Matter of Micah T. (Josette D.) |
2019 NY Slip Op 02832 |
Decided on April 16, 2019 |
Appellate Division, First Department |
Published by New York State Law Reporting Bureau pursuant to Judiciary Law § 431. |
This opinion is uncorrected and subject to revision before publication in the Official Reports. |
Decided on April 16, 2019
Renwick, J.P., Gische, Kapnick, Kern, Moulton, JJ.
9001
In re Jahknai K. -C. D., and Others, Dependent Children under Eighteen Years of Age, etc., Josette D., Respondent-Appellant, Children's Aid Society, Petitioner-Respondent.
Larry S. Bachner PC, New York, (Larry S. Bachner of counsel), for appellant.
Rosin Steinhagen Mendel, PLLC, New York (Melissa Wagshul of counsel), for respondent.
Dawne A. Mitchell, The Legal Aid Society, New York (John A. Newbery of counsel), attorney for the children.
Order, Family Court, New York County (Clark V. Richardson, J), entered on or about March 16, 2018, which, upon a finding of neglect against respondent mother as to her daughter Micah, awarded custody of Micah to her father, and which found a violation of the suspended judgment and terminated the mother's parental rights as to her children Jahknai, Jericho, and Kymahni, and committed them to the care and custody of the Commissioner of Social Services and petitioner agency for purposes of adoption, unanimously affirmed, without costs.

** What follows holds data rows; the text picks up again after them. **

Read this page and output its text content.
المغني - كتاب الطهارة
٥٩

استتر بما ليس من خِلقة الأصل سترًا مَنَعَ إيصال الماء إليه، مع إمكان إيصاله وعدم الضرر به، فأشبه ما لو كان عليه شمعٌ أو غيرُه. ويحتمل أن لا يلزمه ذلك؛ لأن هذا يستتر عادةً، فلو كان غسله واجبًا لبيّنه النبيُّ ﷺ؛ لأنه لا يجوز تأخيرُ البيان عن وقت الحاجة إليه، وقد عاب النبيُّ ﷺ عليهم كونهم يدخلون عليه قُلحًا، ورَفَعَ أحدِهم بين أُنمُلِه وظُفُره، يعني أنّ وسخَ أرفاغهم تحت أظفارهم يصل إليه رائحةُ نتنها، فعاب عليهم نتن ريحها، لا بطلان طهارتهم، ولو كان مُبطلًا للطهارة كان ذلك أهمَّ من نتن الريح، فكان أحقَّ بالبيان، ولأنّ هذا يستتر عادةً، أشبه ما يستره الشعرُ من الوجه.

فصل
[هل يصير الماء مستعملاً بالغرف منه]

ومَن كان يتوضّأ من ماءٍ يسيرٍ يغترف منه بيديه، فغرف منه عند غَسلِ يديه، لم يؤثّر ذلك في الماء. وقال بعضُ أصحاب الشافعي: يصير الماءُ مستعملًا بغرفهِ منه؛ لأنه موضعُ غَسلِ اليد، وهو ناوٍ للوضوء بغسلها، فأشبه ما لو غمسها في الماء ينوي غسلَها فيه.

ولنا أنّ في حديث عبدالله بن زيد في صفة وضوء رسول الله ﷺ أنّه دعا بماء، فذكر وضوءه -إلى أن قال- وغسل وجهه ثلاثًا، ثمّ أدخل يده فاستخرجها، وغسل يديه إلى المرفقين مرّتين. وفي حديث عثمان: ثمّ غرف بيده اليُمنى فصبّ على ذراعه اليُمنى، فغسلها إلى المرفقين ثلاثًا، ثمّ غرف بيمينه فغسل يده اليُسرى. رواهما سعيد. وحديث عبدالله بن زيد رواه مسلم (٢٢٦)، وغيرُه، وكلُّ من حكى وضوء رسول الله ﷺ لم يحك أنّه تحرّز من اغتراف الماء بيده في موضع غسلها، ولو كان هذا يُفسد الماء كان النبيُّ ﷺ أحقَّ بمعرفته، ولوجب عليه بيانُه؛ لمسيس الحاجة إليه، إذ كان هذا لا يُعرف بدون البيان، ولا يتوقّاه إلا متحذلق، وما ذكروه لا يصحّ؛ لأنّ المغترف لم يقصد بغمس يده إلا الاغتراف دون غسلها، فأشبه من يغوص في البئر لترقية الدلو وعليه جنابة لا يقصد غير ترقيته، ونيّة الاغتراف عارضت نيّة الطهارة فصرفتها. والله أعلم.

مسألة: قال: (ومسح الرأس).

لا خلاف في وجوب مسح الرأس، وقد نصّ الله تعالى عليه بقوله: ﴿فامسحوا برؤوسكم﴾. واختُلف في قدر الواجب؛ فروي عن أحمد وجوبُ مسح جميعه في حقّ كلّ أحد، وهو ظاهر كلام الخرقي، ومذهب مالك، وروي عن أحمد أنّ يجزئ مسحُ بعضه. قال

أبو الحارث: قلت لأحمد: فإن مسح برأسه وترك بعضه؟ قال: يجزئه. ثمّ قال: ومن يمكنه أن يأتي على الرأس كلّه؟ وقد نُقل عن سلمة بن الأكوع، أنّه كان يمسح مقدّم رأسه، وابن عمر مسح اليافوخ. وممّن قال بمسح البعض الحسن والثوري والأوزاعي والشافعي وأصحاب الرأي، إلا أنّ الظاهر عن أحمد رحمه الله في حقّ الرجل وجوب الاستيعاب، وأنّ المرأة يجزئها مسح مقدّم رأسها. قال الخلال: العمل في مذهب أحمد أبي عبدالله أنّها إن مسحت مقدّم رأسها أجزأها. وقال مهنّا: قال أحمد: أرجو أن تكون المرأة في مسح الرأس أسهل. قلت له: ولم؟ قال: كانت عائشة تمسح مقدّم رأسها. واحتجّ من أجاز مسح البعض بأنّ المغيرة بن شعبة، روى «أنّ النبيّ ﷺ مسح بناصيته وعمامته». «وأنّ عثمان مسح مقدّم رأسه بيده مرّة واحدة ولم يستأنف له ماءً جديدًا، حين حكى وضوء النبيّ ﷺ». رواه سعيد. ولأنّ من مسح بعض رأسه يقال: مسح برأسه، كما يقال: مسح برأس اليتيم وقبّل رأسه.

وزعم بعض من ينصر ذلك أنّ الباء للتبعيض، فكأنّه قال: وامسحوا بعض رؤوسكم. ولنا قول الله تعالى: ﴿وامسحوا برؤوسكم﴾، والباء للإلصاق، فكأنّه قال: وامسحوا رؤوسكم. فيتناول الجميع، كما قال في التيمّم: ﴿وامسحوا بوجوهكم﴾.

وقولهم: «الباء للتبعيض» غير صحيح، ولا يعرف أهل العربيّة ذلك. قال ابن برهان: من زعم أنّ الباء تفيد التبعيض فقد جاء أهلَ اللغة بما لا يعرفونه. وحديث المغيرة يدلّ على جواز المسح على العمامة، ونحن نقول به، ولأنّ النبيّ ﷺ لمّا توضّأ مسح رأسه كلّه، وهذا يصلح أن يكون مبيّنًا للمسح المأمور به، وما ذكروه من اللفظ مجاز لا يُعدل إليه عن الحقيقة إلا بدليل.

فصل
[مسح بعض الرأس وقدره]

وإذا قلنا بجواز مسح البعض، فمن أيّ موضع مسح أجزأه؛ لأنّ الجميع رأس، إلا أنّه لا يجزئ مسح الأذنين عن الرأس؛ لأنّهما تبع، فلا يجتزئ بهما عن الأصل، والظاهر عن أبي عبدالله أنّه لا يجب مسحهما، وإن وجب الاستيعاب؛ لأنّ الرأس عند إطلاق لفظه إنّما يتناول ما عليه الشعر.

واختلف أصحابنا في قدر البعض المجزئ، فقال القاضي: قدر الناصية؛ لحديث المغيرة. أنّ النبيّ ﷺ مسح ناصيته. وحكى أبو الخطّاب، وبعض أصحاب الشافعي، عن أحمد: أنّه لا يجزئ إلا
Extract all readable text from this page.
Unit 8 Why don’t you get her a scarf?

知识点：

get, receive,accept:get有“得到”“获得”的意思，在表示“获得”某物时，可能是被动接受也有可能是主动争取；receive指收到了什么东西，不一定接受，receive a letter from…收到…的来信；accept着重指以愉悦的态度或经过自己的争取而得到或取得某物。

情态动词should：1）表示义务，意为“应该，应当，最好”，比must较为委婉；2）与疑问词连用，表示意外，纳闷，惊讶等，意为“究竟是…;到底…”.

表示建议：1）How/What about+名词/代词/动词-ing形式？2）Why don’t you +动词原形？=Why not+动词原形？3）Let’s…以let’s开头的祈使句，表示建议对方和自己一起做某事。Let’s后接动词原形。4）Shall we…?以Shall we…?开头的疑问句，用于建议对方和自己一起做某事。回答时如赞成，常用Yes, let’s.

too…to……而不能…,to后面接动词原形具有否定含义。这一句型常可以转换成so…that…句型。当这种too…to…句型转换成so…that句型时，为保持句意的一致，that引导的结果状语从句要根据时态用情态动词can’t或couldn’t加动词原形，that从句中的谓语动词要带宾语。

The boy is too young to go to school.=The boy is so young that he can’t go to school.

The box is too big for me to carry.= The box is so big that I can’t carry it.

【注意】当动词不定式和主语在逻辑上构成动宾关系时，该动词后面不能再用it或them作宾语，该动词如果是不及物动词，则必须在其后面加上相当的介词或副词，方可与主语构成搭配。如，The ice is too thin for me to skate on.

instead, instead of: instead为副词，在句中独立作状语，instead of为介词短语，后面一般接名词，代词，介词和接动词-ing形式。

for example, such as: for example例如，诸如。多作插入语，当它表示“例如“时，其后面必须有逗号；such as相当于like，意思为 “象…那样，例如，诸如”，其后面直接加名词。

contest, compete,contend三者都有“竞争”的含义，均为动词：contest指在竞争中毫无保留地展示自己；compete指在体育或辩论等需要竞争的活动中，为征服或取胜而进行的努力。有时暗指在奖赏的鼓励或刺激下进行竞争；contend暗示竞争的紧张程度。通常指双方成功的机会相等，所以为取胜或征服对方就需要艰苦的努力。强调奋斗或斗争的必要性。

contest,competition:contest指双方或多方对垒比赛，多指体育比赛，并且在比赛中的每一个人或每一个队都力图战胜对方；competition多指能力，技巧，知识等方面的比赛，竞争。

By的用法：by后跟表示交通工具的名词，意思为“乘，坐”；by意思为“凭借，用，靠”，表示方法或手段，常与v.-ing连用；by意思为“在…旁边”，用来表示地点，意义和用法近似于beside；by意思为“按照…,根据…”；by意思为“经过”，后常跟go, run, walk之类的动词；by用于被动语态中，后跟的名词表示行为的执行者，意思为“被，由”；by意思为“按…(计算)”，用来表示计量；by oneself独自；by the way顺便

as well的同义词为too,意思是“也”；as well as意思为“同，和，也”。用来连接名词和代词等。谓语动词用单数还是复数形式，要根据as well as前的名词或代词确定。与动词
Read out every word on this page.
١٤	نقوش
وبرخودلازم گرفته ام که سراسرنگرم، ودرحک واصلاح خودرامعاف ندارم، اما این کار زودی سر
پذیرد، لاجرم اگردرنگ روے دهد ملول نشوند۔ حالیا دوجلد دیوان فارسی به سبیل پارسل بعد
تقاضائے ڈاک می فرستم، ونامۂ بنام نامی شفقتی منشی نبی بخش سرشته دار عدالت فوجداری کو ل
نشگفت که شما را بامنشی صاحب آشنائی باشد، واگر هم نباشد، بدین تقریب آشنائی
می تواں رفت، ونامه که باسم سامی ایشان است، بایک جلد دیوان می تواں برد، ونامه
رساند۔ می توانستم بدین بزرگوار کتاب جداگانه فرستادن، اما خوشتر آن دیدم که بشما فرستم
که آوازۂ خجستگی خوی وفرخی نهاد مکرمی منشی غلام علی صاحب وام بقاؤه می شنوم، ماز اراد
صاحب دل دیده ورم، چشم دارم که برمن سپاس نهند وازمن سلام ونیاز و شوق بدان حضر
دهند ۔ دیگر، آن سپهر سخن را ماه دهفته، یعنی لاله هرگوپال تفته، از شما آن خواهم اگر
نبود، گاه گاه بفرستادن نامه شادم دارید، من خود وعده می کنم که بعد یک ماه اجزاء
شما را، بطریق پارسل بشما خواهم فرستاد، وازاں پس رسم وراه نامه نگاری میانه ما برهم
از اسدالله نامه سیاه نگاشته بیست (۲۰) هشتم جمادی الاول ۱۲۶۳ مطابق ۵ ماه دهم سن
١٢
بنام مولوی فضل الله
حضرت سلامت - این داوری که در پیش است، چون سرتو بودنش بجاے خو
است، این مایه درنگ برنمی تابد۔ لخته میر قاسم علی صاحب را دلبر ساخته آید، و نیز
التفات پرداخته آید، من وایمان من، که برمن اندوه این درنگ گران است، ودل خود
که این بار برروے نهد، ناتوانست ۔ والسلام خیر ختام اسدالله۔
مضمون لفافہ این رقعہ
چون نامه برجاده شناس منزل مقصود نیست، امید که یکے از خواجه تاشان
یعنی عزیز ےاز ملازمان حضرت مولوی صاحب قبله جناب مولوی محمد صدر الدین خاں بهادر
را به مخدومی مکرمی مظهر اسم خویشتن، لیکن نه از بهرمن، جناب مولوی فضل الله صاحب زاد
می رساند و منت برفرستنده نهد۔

The Family Court's finding that respondent failed to comply with material terms of the suspended judgment is supported by a preponderance of the evidence (see In re Kendra C.R. [Charles R.], 68 AD3d 467 [1st Dept 2009], lv dismissed and denied 14 NY3d 870 [2010]). Respondent failed to ensure that her children attend court-ordered family therapy on a weekly basis (see Matter of Lourdes O., 52 AD3d 203 [1st Dept 2008]), failed to attend required individual therapy, failed to sign releases for the agency to obtain the children's medical records, and failed to attend required conferences with the agency, all of which were required terms of the suspended judgment. In addition, her act of relocating all four children to Florida, and enrolling them in school there, without prior knowledge or approval of the court, or the agency, and failing to provide an accurate address in Florida were violations of the suspended judgment, as the mother was aware that she could not relocate the children before the conclusion of this action.
A preponderance of the evidence supported the Family Court's finding that termination of the mother's parental rights to Jahknai, Jericho, and Kymahni was in these children's best interests, given the evidence that the children were well-cared for in their kinship foster home [*2]and wished to be adopted by their maternal aunt (Kendra C.R., 68 AD3d at 468).
The evidence amply supports Family Court's neglect finding with respect to the child Micah. The mother's untreated mental health condition placed Micah at imminent risk of harm (see Matter of Catherine M. [Catherine L.], 151 AD3d 517, 517 [1st Dept 2017], lv denied 30 NY3d 927 [2017]). The record included evidence that the mother had a diagnosis of personality disorder NOS with narcissistic and borderline traits, but refused to attend individual counseling, and, in the months immediately prior to the petition, made bizarre, delusional statements to the family therapist. Moreover, as noted, the mother impulsively moved herself, Micah, and the other three children to Florida, without providing notice to Micah's father, the agency, or the court. In taking these steps, respondent disregarded Micah's emotional health, as she was suddenly removed from her usual surroundings and prevented from seeing her father, who had been awarded temporary custody and with whom she lived on a regular basis (see Matter of Sayeh R., 91 NY2d 306 [1997]). The evidence provided a sound and substantial basis for the Family Court to find it was in this child's best interests to award custody to the father (see Matter of Bunita B. v Mark P., 166 AD3d 565 [1st Dept 2018]).
Respondent's due process arguments are unavailing in light of the fact that six different attorneys had been appointed to represent her, all of whom were relieved because she refused to work with them, such that she effectively exhausted her right to assigned counsel (see Matter of Montrell A.D. [Miguel D.], 161 AD3d 411, 411-12 [1st Dept 2018], lv denied 31 NY3d 913 [2018]). Moreover, the Family Court sufficiently advised respondent of the risks of self-representation and ensured that her waiver of the right to counsel was made knowingly, willingly, and voluntarily (see Matter of Emma L., 35 AD3d 250, 252 [1st Dept 2006], lv dismissed and denied 8 NY3d 904 [2007]).
We have considered respondent's remaining arguments and find them unavailing.
THIS CONSTITUTES THE DECISION AND ORDER
OF THE SUPREME COURT, APPELLATE DIVISION, FIRST DEPARTMENT.